Im Gegensatz zur militärischen Zusammenarbeit, die sich nicht über die Ebene der zwischenstaatlichen Zusammenarbeit von Nationalstaaten hinaus bewegt, wurde der Europäischen Kommission im nichtmilitärischen Krisenmanagement eine zentrale Rolle zugeschrieben. Dadurch hat in der ESVP allein das nichtmilitärische Krisenmanagement einen wirklichen europäischen Charakter.

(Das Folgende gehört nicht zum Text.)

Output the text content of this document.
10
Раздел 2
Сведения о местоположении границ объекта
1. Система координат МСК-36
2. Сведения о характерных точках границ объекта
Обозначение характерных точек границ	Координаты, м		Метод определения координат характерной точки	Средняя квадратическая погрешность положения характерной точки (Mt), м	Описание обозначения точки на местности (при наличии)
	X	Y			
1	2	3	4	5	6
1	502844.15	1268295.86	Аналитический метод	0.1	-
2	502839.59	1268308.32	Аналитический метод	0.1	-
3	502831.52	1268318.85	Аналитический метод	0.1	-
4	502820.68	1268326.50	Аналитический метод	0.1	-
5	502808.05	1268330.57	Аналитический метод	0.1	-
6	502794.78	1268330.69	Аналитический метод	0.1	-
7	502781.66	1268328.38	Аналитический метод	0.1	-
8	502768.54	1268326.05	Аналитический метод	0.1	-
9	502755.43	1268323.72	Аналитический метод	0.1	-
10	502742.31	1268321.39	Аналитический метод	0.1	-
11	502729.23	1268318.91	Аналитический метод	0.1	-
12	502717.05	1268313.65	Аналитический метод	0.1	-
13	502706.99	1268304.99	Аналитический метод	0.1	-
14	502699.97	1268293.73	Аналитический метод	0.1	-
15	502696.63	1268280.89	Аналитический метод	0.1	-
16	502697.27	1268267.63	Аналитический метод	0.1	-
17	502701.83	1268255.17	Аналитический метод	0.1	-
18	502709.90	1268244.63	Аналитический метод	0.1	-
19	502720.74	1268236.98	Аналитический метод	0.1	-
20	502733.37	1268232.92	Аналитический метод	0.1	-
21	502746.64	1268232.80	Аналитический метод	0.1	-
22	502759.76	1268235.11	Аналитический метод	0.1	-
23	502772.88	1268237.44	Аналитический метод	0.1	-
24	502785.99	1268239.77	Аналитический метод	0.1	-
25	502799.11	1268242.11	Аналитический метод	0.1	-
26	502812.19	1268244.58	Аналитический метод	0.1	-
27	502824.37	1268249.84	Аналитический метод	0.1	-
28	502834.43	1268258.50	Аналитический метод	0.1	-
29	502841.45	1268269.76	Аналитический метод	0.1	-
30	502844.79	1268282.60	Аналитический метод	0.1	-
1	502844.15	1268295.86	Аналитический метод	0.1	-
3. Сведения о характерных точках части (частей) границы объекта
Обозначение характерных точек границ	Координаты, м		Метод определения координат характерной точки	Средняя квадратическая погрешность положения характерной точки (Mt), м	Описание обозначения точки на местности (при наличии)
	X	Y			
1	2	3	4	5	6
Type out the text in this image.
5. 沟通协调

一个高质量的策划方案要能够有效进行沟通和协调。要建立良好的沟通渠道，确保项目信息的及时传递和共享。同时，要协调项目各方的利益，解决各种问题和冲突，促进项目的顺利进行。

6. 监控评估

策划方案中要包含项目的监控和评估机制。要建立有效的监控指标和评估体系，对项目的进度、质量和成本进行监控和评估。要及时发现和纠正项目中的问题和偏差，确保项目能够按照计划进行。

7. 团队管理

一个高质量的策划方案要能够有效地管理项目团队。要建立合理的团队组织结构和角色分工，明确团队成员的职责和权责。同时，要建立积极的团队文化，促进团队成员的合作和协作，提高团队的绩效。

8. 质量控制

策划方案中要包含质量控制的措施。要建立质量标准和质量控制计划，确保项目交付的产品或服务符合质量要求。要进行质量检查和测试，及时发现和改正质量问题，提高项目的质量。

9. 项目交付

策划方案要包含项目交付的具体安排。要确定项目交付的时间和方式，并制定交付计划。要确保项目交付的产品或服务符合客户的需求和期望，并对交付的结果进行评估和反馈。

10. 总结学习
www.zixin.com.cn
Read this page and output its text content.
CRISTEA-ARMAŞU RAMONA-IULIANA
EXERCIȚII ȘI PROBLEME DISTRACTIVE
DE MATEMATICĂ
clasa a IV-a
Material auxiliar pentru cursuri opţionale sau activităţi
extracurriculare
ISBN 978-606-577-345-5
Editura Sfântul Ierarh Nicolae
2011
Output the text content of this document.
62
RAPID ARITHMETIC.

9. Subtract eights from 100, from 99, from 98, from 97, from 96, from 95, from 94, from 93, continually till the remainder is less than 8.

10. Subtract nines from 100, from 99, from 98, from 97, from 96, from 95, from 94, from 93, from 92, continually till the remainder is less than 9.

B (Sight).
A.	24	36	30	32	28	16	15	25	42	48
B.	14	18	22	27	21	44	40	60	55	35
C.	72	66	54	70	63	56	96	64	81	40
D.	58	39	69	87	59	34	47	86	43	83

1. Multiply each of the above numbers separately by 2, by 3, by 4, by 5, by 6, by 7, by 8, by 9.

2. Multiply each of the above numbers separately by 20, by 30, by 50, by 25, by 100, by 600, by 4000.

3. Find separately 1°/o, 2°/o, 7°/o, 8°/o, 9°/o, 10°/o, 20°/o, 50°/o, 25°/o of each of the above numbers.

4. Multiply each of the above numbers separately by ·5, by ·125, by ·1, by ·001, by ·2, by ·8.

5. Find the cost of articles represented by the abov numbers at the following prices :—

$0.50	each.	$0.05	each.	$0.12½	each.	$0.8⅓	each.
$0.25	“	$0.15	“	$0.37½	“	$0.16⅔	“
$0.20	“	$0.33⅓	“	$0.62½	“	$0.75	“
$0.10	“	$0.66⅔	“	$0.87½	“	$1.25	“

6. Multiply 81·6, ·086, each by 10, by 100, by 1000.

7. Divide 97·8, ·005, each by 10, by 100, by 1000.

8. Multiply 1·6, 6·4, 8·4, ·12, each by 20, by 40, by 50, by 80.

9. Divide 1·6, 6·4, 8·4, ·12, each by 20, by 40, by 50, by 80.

Schweden entwickelt europäische Kultur der Prävention

Die schwedische Präsidentschaft (1. Halbjahr 2001) nahm den Auftrag von Helsinki, die zivile Konfliktbearbeitung weiterzuentwickeln, sehr ernst. Schweden ging, wie auch die Finnen, davon aus, dass die EU durch die Kombination von ökonomischen, sozialen und politischen Instrumenten große Potentiale hat, diese aber nicht wirksam und zusammenhängend genug einsetzt. Schweden nahm die Zielsetzung der finnischen Präsidentschaft wieder auf und verlieh der Zusammenarbeit mit der OSZE und der UN im Konfliktmanagement stärkeres Gewicht. Die schwedische Präsidentschaft setzte gezielt auf die Zusammenarbeit mit NROs und bereitete mit Experten aus den Mitgliedsstaaten und einer internationalen NRO-Konferenz ein europäisches Programm zur Konfliktprävention vor. Welche Priorität die Schweden der Konfliktprävention einräumten, wurde bei jedem Treffen des Allgemeinen Rates deutlich, wo man stets dieses Thema auf der Tagesordnung fand. Auch der schwedische Abschlussgipfel von Göteborg beschäftigte sich mit dem zivilen Krisenmanagement. Zum ersten Mal wurden konkrete Ziele in den Bereichen Rechtsstaatlichkeit, Zivilverwaltung und Bevölkerungsschutz festgelegt. Der Bericht der schwedischen Präsidentschaft forderte aber auch zum ersten Mal die Entwicklung neuer Instrumente und Modalitäten für die zivil-militärische Zusammenarbeit.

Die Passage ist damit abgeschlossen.